4 key shifts defining sustainability in beauty today

By Lucy Whitehouse

- Last updated on GMT

4 key shifts defining sustainability in beauty today
We unveil the top trends and demands that are defining how beauty players are responding to demand for sustainability.

The insights come from industry expert Amarjit Sahota, President and Founder, Ecovia Intelligence - a market research, consultancy and training firm.

Find his top predictions for how these trends are like to evolve in the coming period here​.

Ecovia Intelligence will be covering these developments and more at its upcoming editions of the Sustainable Cosmetics Summit​ (Paris, 5-7 November, and Hong Kong 12-13 November).

4. Eco-labelling trend


A growing number of brands are looking at eco-labels to display their green / ethical credentials. Natural & organic labels are the most established, however a raft of new labelling schemes have been introduced in the last few years.

The most recent is the UEBT Certified Sourcing With Respect, introduced in June 2018, with Weleda and Natura Brasil the first adopters.

Others, like Allergy Certified are making headway in Europe, and Non-GMO project Verified is gaining popularity in North America.

Some schemes (like Non-GMO) are crossing over from the food industry; these include Fairtrade, Vegan, and Gluten-Free.

3. Green formulations


This major trend is continuing whereby cosmetic brands are replacing contentious synthetic chemicals with green or safer alternatives.

We are seeing more brands making ‘free-from’ claims on product packs, with products marketed as clean beauty.

A growing number of retailers are capitalising on this development. One example is Credo Beauty in the US, having seven ‘clean beauty’ stores in the US.

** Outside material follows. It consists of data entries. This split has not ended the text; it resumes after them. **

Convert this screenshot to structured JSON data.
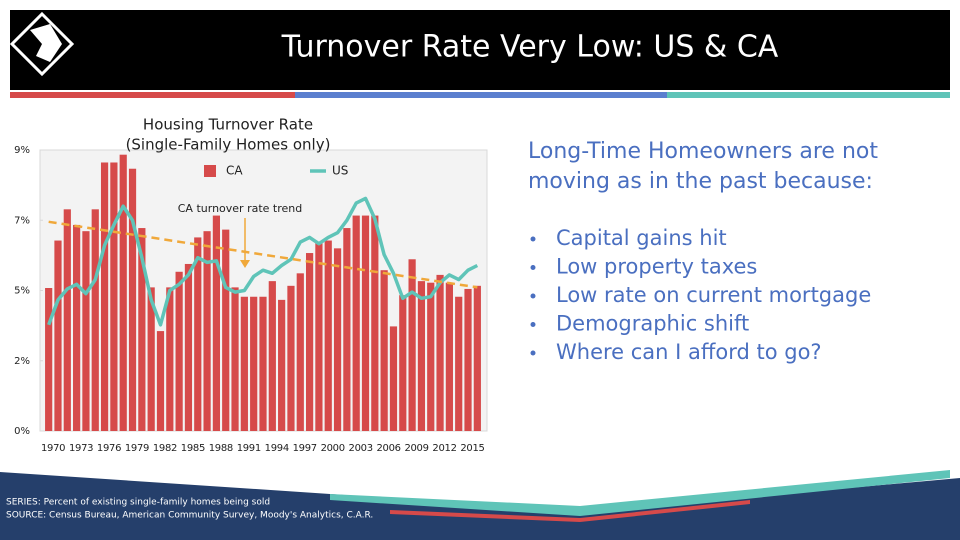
{
  "slide": {
    "title": "Turnover Rate Very Low: US & CA",
    "heading": [
      "Long-Time Homeowners are not",
      "moving as in the past because:"
    ],
    "bullets": [
      "Capital gains hit",
      "Low property taxes",
      "Low rate on current mortgage",
      "Demographic shift",
      "Where can I afford to go?"
    ],
    "footnotes": [
      "SERIES: Percent of existing single-family homes being sold",
      "SOURCE:  Census Bureau, American Community Survey, Moody's Analytics, C.A.R."
    ]
  },
  "chart_data": {
    "type": "bar",
    "title": "Housing Turnover Rate",
    "subtitle": "(Single-Family Homes only)",
    "categories": [
      "1970",
      null,
      null,
      "1973",
      null,
      null,
      "1976",
      null,
      null,
      "1979",
      null,
      null,
      "1982",
      null,
      null,
      "1985",
      null,
      null,
      "1988",
      null,
      null,
      "1991",
      null,
      null,
      "1994",
      null,
      null,
      "1997",
      null,
      null,
      "2000",
      null,
      null,
      "2003",
      null,
      null,
      "2006",
      null,
      null,
      "2009",
      null,
      null,
      "2012",
      null,
      null,
      "2015",
      null
    ],
    "series": [
      {
        "name": "CA",
        "color": "#d64a4a",
        "type": "bar",
        "values": [
          4.58,
          6.1,
          7.1,
          6.6,
          6.4,
          7.1,
          8.6,
          8.6,
          8.85,
          8.4,
          6.5,
          4.6,
          3.2,
          4.6,
          5.1,
          5.35,
          6.2,
          6.4,
          6.9,
          6.45,
          4.6,
          4.3,
          4.3,
          4.3,
          4.8,
          4.2,
          4.65,
          5.05,
          5.7,
          6.05,
          6.1,
          5.85,
          6.5,
          6.9,
          6.9,
          6.9,
          5.15,
          3.35,
          4.35,
          5.5,
          4.8,
          4.75,
          5.0,
          4.75,
          4.3,
          4.55,
          4.65
        ]
      },
      {
        "name": "US",
        "color": "#5fc4b8",
        "type": "line",
        "values": [
          3.4,
          4.2,
          4.55,
          4.7,
          4.4,
          4.85,
          5.95,
          6.6,
          7.2,
          6.75,
          5.55,
          4.2,
          3.4,
          4.5,
          4.7,
          5.0,
          5.55,
          5.4,
          5.45,
          4.6,
          4.45,
          4.5,
          4.95,
          5.15,
          5.05,
          5.3,
          5.5,
          6.05,
          6.2,
          6.0,
          6.2,
          6.35,
          6.75,
          7.3,
          7.45,
          6.8,
          5.65,
          5.05,
          4.25,
          4.45,
          4.25,
          4.3,
          4.75,
          5.0,
          4.85,
          5.15,
          5.3
        ]
      }
    ],
    "trend": {
      "label": "CA turnover rate trend",
      "color": "#f0a83a",
      "start": 6.7,
      "end": 4.6
    },
    "ylim": [
      0,
      9
    ],
    "yticks": [
      {
        "value": 0,
        "label": "0%"
      },
      {
        "value": 2.25,
        "label": "2%"
      },
      {
        "value": 4.5,
        "label": "5%"
      },
      {
        "value": 6.75,
        "label": "7%"
      },
      {
        "value": 9,
        "label": "9%"
      }
    ]
  }
}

In recent months, Sephora has also introduced a clean beauty section in its American retailers that feature brands without contentious synthetic chemicals.

2. Packaging impacts


Rising awareness of plastic pollution, especially in the ocean, is putting pressure on cosmetic & personal care brands to reduce their packaging impacts.

In the last 2 months, several companies have started to use ocean plastic (recuperated from the ocean and beaches) in their product packaging.

They include P&G, Unilever and Henkel. We are featuring this development at our Sustainable Cosmetics Summit where organisations like TerraCycle who how they can integrate ocean plastic into packaging formats.

1. Metrics


Sustainability metrics are becoming prominent whereby large cosmetic & personal care firms are taking a systematic approach to sustainability.

They are measuring carbon footprint, energy usage, waste with the aim of reducing their environmental impacts.

Some like Unilever and P&G have made zero-waste pledges, others have set targets to reduce greenhouse gases and their carbon footprints.